New construction and renovation of Princess Beatrix locks

Since it opened in 1938, the Princess Beatrix lock complex has been the largest inland waterway lock in the Netherlands and is a listed structure. It functions as the main shipping link between Rotterdam and Amsterdam, with 50,000 ships passing through the Lek Canal annually. For several years the lock had threatened to become a bottleneck due to ever-increasing traffic and larger ships. The Sas van Vreeswijk consortium was commissioned by the Dutch Directorate-General for Public Works and Water Management to build a third lock chamber, renovate the two existing ones, relocate the operation centre to the white lock keepers’ houses and widen the Lek Canal, among other things.



For the Directorate-General for Public Works and Water Management the Princess Beatrix lock project was the second ‘wet’ DBFM (Design – Build – Finance – Maintain) project in the Netherlands, after the Limmel flood barrier.

The Sas van Vreeswijk consortium (Besix, Jan De Nul and Heijmans) was responsible for the design, construction, financing and maintenance of the Beatrix lock. As a subcontractor, Agidens Infra Automation took care of the complete system integration for operation, control and monitoring and is also responsible for maintenance, together with Martens & Van Oord, for 27 years.


Extensive scope

From the start of the project, the focus was on ensuring maximum availability of the locks. Building on the basic concept of a lock with four rolling gates, full redundancy was built into the design to eliminate any single point of failure in the system.

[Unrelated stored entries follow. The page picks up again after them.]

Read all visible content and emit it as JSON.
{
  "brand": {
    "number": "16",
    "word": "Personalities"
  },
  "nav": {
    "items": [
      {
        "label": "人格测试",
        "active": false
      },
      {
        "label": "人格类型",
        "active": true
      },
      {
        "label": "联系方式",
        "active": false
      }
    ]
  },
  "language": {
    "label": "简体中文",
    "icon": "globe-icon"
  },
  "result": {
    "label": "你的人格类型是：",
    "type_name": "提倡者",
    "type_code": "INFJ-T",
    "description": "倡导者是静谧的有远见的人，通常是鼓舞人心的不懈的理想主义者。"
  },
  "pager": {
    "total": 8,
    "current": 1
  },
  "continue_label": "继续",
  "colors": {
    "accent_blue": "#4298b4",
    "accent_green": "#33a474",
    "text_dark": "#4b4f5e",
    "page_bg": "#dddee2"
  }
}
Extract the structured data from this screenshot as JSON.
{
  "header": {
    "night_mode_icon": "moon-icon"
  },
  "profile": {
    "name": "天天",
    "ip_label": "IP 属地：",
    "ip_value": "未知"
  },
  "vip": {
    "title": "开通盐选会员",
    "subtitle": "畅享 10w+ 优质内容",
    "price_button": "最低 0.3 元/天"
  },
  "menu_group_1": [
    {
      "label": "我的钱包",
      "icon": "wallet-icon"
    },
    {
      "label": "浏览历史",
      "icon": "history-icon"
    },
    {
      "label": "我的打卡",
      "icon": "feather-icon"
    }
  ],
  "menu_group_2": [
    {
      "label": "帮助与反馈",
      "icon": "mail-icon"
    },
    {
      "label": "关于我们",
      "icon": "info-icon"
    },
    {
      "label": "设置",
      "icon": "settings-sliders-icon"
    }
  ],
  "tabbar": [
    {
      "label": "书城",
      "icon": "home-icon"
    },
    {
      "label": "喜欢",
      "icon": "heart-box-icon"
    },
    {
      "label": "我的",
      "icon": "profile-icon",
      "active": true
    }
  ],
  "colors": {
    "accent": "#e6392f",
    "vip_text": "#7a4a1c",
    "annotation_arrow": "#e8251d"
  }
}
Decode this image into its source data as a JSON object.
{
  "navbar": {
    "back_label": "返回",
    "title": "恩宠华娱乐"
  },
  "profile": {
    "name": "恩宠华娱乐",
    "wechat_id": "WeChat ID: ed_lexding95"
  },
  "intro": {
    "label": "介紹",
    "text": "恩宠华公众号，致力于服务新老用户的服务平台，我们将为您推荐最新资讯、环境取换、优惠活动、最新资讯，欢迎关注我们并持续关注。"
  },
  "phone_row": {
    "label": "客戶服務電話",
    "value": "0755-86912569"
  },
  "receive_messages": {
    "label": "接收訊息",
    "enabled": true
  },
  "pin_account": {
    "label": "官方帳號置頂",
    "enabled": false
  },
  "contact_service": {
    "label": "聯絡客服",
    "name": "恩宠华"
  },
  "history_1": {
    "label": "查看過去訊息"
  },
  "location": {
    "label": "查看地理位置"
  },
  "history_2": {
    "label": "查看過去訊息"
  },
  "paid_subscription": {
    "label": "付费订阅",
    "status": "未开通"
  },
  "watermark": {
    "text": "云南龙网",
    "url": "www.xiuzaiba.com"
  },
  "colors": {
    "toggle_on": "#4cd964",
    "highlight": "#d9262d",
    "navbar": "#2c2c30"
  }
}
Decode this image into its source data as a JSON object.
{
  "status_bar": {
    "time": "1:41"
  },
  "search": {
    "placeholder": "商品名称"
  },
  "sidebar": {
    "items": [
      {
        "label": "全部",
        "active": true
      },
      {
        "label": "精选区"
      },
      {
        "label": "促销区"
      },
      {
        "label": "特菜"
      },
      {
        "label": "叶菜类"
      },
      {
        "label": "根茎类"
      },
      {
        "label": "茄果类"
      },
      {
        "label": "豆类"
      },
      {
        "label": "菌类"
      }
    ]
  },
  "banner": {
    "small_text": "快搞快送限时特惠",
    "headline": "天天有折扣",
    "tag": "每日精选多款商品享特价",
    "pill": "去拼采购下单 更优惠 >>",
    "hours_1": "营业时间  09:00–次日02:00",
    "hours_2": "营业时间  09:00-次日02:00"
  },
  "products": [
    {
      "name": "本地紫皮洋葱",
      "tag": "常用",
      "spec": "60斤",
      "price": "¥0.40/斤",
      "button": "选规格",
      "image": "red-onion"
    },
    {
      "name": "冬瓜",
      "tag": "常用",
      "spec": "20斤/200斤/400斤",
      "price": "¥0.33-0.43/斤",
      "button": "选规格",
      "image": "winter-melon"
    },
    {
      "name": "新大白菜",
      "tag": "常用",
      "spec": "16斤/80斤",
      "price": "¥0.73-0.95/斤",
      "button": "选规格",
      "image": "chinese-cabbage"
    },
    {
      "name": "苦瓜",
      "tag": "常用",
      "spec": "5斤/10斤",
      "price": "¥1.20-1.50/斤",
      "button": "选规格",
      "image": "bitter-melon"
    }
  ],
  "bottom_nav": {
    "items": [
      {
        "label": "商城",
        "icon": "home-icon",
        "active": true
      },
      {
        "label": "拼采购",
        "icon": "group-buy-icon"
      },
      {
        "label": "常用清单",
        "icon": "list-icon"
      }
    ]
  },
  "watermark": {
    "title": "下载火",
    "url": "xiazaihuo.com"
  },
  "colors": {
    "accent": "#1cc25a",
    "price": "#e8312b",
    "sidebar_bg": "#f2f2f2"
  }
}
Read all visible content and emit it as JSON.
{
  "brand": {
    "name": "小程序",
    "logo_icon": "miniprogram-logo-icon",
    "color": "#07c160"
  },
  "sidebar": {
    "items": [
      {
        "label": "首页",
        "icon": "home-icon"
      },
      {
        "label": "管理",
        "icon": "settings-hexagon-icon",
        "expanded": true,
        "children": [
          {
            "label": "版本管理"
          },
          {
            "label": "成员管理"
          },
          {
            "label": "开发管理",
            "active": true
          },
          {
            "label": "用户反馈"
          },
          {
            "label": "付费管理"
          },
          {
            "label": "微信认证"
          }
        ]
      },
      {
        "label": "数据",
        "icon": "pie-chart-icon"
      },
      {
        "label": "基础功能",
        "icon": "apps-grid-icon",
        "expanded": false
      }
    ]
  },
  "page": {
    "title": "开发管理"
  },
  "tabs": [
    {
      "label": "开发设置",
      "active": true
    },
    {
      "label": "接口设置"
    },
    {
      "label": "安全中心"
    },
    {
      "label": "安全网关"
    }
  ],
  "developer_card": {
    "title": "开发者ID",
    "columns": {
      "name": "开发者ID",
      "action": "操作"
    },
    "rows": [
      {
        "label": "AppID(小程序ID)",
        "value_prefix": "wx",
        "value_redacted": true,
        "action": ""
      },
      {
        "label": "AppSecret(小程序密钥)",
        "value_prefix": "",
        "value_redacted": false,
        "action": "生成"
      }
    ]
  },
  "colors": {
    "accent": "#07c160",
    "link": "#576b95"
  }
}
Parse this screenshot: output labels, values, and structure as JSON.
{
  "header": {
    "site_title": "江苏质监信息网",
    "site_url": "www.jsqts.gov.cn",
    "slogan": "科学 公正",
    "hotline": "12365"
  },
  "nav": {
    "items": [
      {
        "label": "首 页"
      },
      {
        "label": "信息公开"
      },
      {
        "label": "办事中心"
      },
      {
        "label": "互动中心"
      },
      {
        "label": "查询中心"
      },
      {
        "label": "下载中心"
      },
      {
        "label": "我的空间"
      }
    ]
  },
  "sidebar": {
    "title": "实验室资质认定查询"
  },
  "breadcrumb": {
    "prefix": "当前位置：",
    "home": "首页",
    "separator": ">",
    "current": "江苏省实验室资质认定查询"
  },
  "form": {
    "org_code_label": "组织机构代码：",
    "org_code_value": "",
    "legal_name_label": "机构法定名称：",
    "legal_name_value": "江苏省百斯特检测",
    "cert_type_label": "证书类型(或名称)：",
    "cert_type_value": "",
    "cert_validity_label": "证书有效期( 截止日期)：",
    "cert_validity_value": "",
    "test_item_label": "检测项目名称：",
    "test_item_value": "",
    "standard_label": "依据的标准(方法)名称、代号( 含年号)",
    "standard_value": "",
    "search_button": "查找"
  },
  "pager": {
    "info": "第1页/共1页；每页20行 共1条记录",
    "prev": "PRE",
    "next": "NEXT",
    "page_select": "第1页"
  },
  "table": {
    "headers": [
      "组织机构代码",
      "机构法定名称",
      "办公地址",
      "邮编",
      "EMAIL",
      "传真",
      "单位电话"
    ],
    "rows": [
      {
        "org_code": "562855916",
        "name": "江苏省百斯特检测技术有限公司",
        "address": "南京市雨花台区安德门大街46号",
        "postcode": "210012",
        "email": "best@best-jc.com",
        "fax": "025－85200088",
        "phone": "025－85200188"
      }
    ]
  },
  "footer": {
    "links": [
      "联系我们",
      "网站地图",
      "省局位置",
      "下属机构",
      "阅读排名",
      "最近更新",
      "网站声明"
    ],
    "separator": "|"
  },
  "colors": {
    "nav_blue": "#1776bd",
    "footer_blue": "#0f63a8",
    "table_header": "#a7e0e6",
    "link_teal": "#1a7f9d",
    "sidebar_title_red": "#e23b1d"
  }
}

The project was characterised by the total freedom granted with regard to the technical interpretation of the design, combined with a process (EN15288) for securing the functional requirements within this very extensive scope.

  • Construction of third lock chamber with double rolling gates.
  • Renovation of the mechanical, drive and electrical installation of the nationally listed structure (existing locks 1 and 2) while retaining its historic character.
  • Relocation of operation of the lock to the white lock keepers’ houses.
  • Widening of the Lek Canal.
  • 27 years of maintenance with focus on maximum availability.

Scope Agidens Infra Automation

Process design / engineering

Software engineering

Mechanical engineering

E&I engineering

Safety engineering



Testing & Commissioning

Compliance (EN15288)

Maintenance (27 jaar)

Lock chamber  3

The construction of the third chamber allows more and larger ships to pass through the Lek Canal. Moreover, the widening of the Lek Canal has freed up extra space for berths.

The third chamber was equipped with four rolling gates, a concept that underlies the redundant architecture of the entire system. In the event of a malfunction or maintenance, two gates remain operational at all times. If only the outer gates are used, the chamber is 291 metres long (useful chamber length) and there is room for two ships of 135 metres each to pass through. This is referred to as “XL lockage”.

With preventive maintenance in mind, a condition monitoring system has been installed in the entire lock complex.



Maximum availability of lock 3 – PLC-redundancy (Siemens S7-400 FH) is realised with integrated safety. As a result, there were only four hours of unscheduled unavailability in the first year after commissioning, compared to a requirement of 22 hours per year.

Comprehensive maintenance concept –  allowing almost all maintenance to be carried out without the lock being unavailable

Fully digital operation and monitoring – in the white houses based on a camera installation and ten thousand I/Os throughout the lock complex

No more waiting times  thanks to increased lock capacity, high availability and the widening of the Lek Canal

Succesful site tests –  followed by reporting and demonstration (verification & validation file) of the whole complex three weeks after the test.